Плывут облака, пухлые, белые; время от времени они закрывают солнце, по аллее пробегает быстрая прохладная тень. Апрель выкрасил мир в зеленый цвет, усыпал парк жесткими чешуйками почек, снял с людей теплые одежды. Терпко пахнет тополиной смолой, воздух насыщен озоном и каким-то особенным радостным волнением.

О том, что мир устроен довольно просто, я знаю из отцовских книг. Полтора миллиона видов существующих на планете растений и организмов созданы из двух с небольшим десятков химических элементов и морской воды, в зеленых листьях фотоны света соединяют воду и углекислый газ в глюкозу, из глюкозы получается крахмал — «солнечные консервы», которые в конце концов и сгорают в клетках организма, как в маленьких топках, и наши силы — это энергия созданных солнечным светом химических связей, а чувства — электрические импульсы в нервных тканях.

В отцовских книгах было еще много интересного, и, видимо, поэтому три года назад я поступил в университет на химико-биологический факультет. Сразу же было забыто дневниково-школьное существование, как, наверное, рак при линьке забывает сброшенный панцирь, и его мягкое молодое тело быстро-быстро растет. Рак в это время увеличивается в размерах, я рос в собственных глазах от нового звания «студент», от серьезных наук университетской программы, от неограниченной свободы желаний, чувств и поступков, которой все мы тогда еще не умели пользоваться.

Отец ушел от нас, когда я поступил в университет. Ушел без скандалов и оскорбительного выяснения отношений к аспирантке из института, где он работал. В последний день сбивчиво говорил маме, сверкая золотым зубом, о родстве душ, единстве взглядов, общности интересов.

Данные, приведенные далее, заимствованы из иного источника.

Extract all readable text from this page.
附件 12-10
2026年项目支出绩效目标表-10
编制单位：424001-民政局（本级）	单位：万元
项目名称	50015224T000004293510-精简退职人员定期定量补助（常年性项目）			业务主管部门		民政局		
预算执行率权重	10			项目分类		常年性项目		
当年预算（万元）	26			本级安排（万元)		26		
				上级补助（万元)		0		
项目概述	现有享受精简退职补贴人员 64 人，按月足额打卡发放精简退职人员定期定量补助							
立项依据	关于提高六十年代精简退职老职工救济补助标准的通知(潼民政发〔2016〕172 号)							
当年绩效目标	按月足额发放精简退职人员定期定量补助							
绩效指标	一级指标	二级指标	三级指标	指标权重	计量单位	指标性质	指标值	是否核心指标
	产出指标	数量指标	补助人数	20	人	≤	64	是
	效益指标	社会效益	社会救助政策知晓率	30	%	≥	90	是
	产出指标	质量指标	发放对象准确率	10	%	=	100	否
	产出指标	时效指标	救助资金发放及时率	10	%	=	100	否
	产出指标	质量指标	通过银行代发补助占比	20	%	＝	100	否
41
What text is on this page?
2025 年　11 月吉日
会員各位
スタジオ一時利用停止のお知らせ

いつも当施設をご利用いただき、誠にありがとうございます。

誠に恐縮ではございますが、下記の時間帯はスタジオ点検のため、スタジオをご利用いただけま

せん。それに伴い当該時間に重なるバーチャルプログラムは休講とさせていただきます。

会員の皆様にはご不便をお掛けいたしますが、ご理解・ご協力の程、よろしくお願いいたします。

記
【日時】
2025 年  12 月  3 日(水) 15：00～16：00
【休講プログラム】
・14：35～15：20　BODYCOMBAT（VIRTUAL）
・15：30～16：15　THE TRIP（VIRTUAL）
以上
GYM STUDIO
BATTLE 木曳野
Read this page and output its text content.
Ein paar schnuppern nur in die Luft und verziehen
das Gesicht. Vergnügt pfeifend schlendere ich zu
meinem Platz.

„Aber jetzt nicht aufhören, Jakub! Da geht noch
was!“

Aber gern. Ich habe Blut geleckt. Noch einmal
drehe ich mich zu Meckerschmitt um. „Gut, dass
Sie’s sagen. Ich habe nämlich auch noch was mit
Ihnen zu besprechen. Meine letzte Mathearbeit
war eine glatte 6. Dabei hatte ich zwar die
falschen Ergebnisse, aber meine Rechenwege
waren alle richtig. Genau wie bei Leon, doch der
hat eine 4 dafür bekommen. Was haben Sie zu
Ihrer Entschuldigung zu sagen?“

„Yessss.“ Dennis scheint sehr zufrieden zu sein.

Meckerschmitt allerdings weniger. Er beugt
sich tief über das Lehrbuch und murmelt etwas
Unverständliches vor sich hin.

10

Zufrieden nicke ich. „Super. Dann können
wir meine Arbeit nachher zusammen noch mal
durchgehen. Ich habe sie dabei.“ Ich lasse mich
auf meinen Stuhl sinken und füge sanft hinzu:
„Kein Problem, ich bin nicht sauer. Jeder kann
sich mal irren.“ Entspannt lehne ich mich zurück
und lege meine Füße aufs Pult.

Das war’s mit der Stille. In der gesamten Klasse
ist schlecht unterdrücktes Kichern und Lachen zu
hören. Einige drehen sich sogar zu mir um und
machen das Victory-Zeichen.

Мама отнеслась к его уходу внешне спокойно, с горькой иронией даже объяснила мне, что в возрасте каждого мужчины бывает период, когда возникает желание поменять сорокалетнюю жену на две двадцатилетних.

— А детей? — спросил я.

Мама вздохнула: мужчины любят в детях жену, женщины в муже — детей, значит, оставшись вдвоем, мы ничего не теряем, кроме его присутствия.

После летней сессии началась практика. В городе цвели тополя. Пух устилал улицы, заполнял ямки, канавки, неровности дороги. Вот тогда я и встретил в парке отца с аспиранткой. Она оказалась молодой миловидной женщиной, на «хищницу» непохожей, и заочное озлобление на нее сразу рассеялось. Отец отпустил бородку-эспаньолку, бодрился, заискивал. Суетливость этого немолодого мужчины с легкомысленной бородкой вызывала щемящее сочувствие. Он был говорлив, как конферансье, хотя дома в последнее время отец не произносил и десяти слов подряд. Может быть, поэтому в память мне врезалась фраза, как-то сказанная им по телефону: «Рецессивные гены в генотипе, подавленные доминантными генами, не проявляют себя в фенотипе».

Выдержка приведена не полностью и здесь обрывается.